Orthogonal and Linear Regressions and Pencils of Confocal Quadrics

This paper enhances and develops bridges between statistics, mechanics, and geometry. For a given system of points in $\mathbb R^k$ representing a sample of full rank, we construct an explicit pencil of confocal quadrics with the following properties: (i) All the hyperplanes for which the hyperplanar moments of inertia for the given system of points are equal, are tangent to the same quadrics from the pencil of quadrics.
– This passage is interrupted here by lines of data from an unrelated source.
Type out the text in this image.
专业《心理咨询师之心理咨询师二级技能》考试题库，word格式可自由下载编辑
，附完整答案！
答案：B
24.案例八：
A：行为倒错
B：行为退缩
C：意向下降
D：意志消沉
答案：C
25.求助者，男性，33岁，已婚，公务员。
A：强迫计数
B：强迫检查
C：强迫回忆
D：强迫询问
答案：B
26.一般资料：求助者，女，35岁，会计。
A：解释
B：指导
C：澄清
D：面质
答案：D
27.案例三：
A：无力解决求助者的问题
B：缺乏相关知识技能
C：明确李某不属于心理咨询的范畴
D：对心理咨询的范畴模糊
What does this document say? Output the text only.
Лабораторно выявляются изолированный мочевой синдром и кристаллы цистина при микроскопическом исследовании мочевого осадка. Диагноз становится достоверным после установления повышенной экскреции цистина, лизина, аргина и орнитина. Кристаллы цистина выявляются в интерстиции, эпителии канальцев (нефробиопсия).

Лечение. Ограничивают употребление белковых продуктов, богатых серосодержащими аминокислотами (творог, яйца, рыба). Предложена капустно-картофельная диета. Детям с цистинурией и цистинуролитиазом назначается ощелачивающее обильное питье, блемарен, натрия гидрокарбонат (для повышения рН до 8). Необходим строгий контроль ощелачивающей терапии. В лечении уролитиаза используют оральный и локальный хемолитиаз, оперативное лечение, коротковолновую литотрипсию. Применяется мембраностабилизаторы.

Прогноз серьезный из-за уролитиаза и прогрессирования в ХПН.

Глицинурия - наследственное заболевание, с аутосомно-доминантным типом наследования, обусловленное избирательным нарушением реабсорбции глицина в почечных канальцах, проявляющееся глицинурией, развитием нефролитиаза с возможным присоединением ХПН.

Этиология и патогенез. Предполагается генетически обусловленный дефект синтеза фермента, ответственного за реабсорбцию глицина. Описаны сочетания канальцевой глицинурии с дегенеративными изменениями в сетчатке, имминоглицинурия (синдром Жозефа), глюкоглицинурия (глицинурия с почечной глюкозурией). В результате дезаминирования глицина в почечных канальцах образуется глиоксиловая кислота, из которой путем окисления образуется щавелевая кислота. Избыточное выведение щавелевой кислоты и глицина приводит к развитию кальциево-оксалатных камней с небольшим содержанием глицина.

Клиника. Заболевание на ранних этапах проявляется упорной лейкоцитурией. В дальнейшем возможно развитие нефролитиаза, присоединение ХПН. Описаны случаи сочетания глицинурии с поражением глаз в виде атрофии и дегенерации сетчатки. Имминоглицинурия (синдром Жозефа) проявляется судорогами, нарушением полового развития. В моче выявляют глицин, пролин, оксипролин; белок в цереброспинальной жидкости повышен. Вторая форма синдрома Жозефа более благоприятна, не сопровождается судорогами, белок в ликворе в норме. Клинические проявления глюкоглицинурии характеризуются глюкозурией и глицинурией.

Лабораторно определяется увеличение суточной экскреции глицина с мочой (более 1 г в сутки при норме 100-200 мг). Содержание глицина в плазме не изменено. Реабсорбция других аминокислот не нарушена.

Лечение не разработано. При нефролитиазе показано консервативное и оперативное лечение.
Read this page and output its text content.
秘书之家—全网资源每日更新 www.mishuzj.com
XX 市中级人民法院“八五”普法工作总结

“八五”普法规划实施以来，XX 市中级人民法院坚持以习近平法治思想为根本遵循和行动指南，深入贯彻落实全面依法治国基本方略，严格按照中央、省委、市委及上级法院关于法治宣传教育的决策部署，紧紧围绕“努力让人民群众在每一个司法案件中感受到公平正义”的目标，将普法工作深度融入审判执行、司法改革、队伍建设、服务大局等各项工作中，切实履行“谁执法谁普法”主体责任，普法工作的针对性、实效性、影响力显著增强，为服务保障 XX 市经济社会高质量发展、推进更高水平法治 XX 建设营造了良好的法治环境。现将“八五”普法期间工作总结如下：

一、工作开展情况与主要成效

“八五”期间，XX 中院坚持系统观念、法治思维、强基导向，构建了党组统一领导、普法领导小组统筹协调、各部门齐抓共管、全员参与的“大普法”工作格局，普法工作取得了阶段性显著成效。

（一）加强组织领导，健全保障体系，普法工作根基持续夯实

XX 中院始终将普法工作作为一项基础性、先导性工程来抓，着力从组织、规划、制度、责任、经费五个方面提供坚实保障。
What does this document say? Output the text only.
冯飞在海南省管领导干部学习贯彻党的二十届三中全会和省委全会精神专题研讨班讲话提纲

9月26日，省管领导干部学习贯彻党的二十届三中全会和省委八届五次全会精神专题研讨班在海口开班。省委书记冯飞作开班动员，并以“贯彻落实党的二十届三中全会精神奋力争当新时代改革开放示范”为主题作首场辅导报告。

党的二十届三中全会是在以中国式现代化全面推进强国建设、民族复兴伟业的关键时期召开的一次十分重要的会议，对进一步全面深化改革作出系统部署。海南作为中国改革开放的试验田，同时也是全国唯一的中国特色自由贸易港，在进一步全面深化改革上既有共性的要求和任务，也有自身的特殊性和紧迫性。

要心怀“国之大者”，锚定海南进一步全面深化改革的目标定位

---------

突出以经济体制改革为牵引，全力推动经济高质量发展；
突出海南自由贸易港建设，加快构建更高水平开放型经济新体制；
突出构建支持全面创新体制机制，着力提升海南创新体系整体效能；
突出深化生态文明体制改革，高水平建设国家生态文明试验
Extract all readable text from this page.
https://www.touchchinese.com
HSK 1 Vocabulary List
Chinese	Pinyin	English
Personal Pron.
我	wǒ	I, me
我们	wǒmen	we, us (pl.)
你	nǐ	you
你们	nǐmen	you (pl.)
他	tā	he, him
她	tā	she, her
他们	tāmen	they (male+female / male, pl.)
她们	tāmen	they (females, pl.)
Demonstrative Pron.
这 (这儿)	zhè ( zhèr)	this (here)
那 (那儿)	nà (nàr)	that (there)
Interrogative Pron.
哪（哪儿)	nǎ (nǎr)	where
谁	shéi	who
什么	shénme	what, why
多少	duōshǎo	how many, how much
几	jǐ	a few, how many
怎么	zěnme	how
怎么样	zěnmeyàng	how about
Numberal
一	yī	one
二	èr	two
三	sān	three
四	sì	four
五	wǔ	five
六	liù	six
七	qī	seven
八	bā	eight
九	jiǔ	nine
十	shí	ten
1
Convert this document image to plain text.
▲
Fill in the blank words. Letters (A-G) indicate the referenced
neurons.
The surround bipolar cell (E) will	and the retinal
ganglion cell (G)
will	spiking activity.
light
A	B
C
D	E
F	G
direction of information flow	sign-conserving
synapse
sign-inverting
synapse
As an application, we develop regularization procedures for the orthogonal least square method, analogues of lasso and ridge methods from linear regression. (ii) For any given point $P$ among all the hyperplanes that contain it, the best fit is the tangent hyperplane to the quadric from the confocal pencil corresponding to the maximal Jacobi coordinate of the point $P$; the worst fit among the hyperplanes containing $P$ is the tangent hyperplane to the ellipsoid from the confocal pencil that contains $P$. The confocal pencil of quadrics provides a universal tool to solve the restricted principal component analysis restricted at any given point. Both results (i) and (ii) can be seen as generalizations of the classical result of Pearson on orthogonal regression. They have natural and important applications in the statistics of the errors-in-variables models (EIV). For the classical linear regressions we provide a geometric characterization of hyperplanes of least squares in a given direction among all hyperplanes which contain a given point. The obtained results have applications in restricted regressions, both ordinary and orthogonal ones. For the latter, a new formula for test statistic is derived. The developed methods and results are illustrated in natural statistics examples.